The cinema seats were also replaced. The Hippodrome donated its old seats to several different places, including schools that are starting up their own film programs and have screening rooms, he said.
Other theaters in town have found it difficult to stay open, and they have had to reduce staff or close. But the Hippodrome is running its 51st season this year.
“So many theaters are going down right now and we’re not,” Robins said. “We’re here, and I think that’s a testament to the citizens of Gainesville and Alachua County in North Central Florida. They want to keep this building providing services for them.”
One reason for the Hippodrome Cinema’s success is that it is primarily a small theater with other aspects of business, like its live theater and other community events. That’s how the Hippodrome can afford to screen different films than those shown at a traditional movie theater.
Michael Curry, the president of the board of directors at The Hippodrome, has worked at the theater for about 35 years.

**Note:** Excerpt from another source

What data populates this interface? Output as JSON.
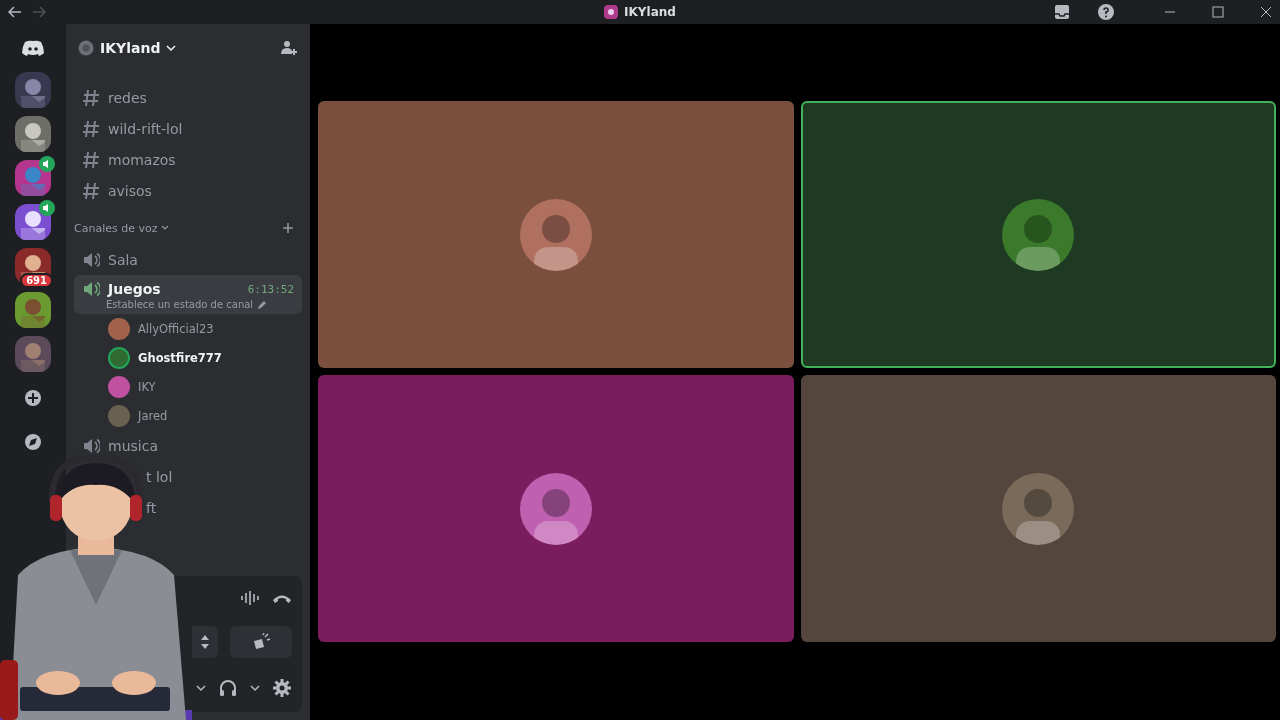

He said he recognizes that because of this economic model, The Hippodrome can run movies that have won awards and are more artistic but may not have an audience that would justify a traditional theater showing it, he said.
“Occasionally, we get a film that people will go ‘Wow, they’ve got that at The Hippodrome?’ and it’s because it might have won 15 awards at Cannes, but it’s never going to be a wide, broad draw in terms of box office,” Curry said.
Amie Thompson, who works in development and marketing at The Hippodrome, said she sees The Hippodrome as a great place for people with like-minded interests to get together, she said.
“It’s nice to have a smaller hole-in-the-wall kind of a place to go that still feels like it’s professional, still feels like it’s a worthwhile place to go,” she said.
People are excited for the cinema’s event called Cocktails and Classics, which is about to come back, Thompson said. At Cocktails and Classics, people can purchase a drink to take into the cinema with them as they watch an old film together. Classic films are one of the Hippodrome cinema’s biggest niche, along with foreign films, she added.
Some of those niche films are not available on streaming, so being able to watch them in a cinema can appeal to viewers. Additionally, movie theaters appeal to those who see cinema as a communal experience. After the pandemic, people’s desire to see each other has grown, Thompson said.
“After COVID we started to crave community more,” Thompson said. “I think this place kind of works out. I think everyone here loves art, loves theater, loves all we do here.”
Thompson, who is new to Florida, said working at The Hippodrome has allowed her to find a community of people who like film and theater as much as she does. The screening of Ari Aster’s “Midsommar” was a highlight for her, as she loves going to the theater for spooky movies, she said.
Throughout September, the Hippodrome Cinema will be showing “Close to Vermeer,” “Mutt,” “It Lives Inside” and the National Theatre Live “Jack Absolute.” Tickets can be purchased on The Hippodrome’s website.